By Mary O’KEEFE
During July’s Montrose Shopping Park Assn. meeting on Thursday morning, Jess Duran, director of Community Services and Parks, and Chris Peplow answered board questions concerning the recent clearing and planting of areas along Honolulu Avenue.
The board’s overwhelming concern was the long barren areas along the avenue where plants had been taken out and brown dirt is now exposed.
“We thought we had reached out,” Duran said of efforts to discuss planting issues with the MSPA. “We wanted to take this opportunity to evaluate and to make modifications [to the planting].”
The vegetation is being taken from areas throughout the City of Glendale and Montrose as part of Gov. Jerry Brown’s executive order concerning the drought. Part of that executive order announced in April requires the State Water Resources Control Board to implement mandatory water reduction in cities across the state. They are required to reduce water usage by 25%.
To do this cities are replacing vegetation along medians and shopping areas, like Montrose, with drought-resistant plants. The only vegetation that is spared is that which is nourished by recycled water.
The City of Glendale has been busily responding to this executive order. The MSPA board did not question the motive behind the change in decorative vegetation but questioned the desert color palette that replaces the torn out plantings.
Peplow told the board he understood its concern and was actually waiting to hear from them before moving forward with any more planting.
“At this point we don’t have a palette yet,” said KoKo Panossian, Glendale senior parks service manager.
In several areas of the city mulch has been used to replace grass and add some color. There are some areas along Honolulu Avenue where mulch has been used and the MSPA would like to see more; however, there are some issues.
“We [have used] mulch in some locations but Montrose is unique, we can’t use [mulch] in some areas because there are no curbs to hold the [mulch in],” Panossian said. “There is a lot of foot traffic in that area and we are limited in options.”
He did add that as part of the request from MSPA and Montrose Chamber of Commerce they would be adding more plants, some with color.
The city’s conservation efforts started long before a drought was declared. There are several areas throughout the city that use recycled water. To meet the required conservation percentage required by the governor, the city has to cut its water use by 8%. This is why it is looking at local parks, medians and decorative plantings throughout the city because maintaining landscaping uses a large amount of water. Crews have cleared most of the areas already but still have some stretches of grass that need to be addressed.

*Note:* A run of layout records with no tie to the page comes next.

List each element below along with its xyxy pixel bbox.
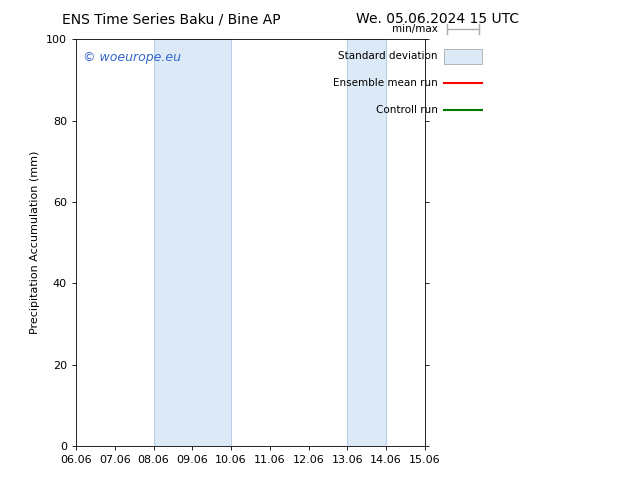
Bar (347, 39, 386, 446)
Text: min/max: min/max (392, 24, 437, 34)
Y-axis label: Precipitation Accumulation (mm): Precipitation Accumulation (mm) (30, 151, 41, 334)
Text: We. 05.06.2024 15 UTC: We. 05.06.2024 15 UTC (356, 12, 519, 26)
Text: ENS Time Series Baku / Bine AP: ENS Time Series Baku / Bine AP (62, 12, 280, 26)
Text: Ensemble mean run: Ensemble mean run (333, 78, 437, 88)
Bar (153, 39, 231, 446)
Text: Standard deviation: Standard deviation (338, 51, 437, 61)
Text: © woeurope.eu: © woeurope.eu (83, 51, 181, 64)
Text: Controll run: Controll run (375, 105, 437, 115)
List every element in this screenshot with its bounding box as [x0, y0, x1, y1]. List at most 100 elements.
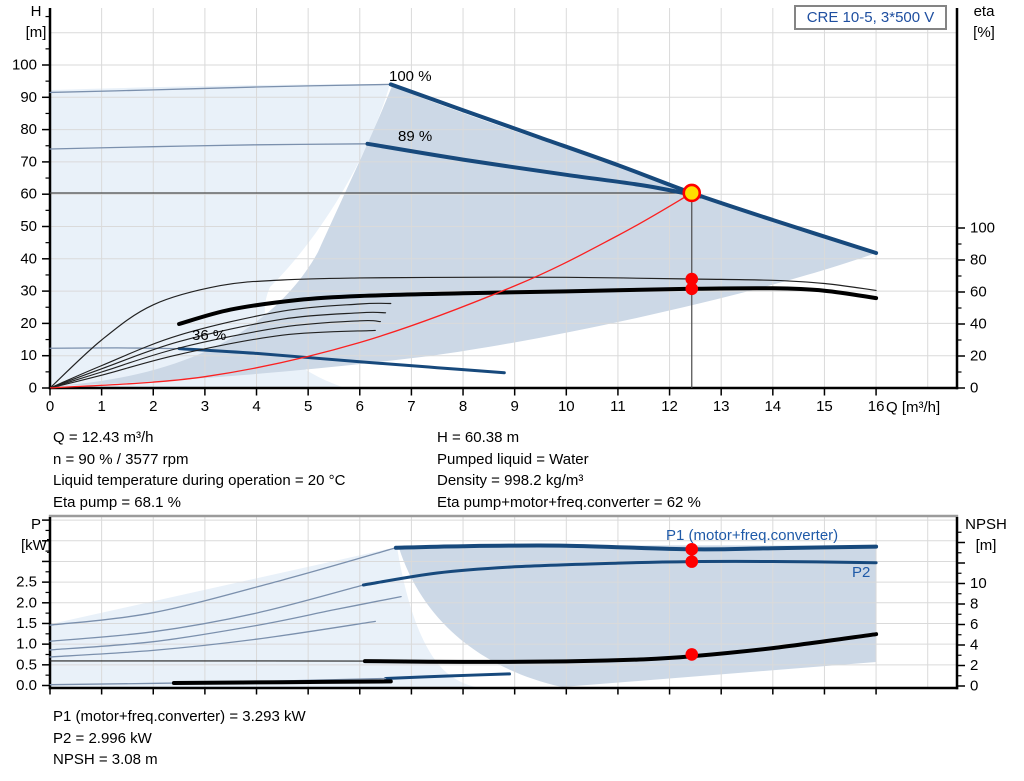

The MSPA board voiced its appreciation with Duran and the city in their efforts to include its opinions and concerns about the overall look of Montrose. Peplow is even looking into drought-resistant plants that can be planted at the Vietnam Memorial that will be colorful and work within the memorial’s design.
“We are called Montrose Shopping Park,” said Gigi Garcia, MSPA vice president. “We want to keep the park feel.”
Peplow and Panossian will be meeting with MSPA board in the future with a suggested drought-resistant planting design.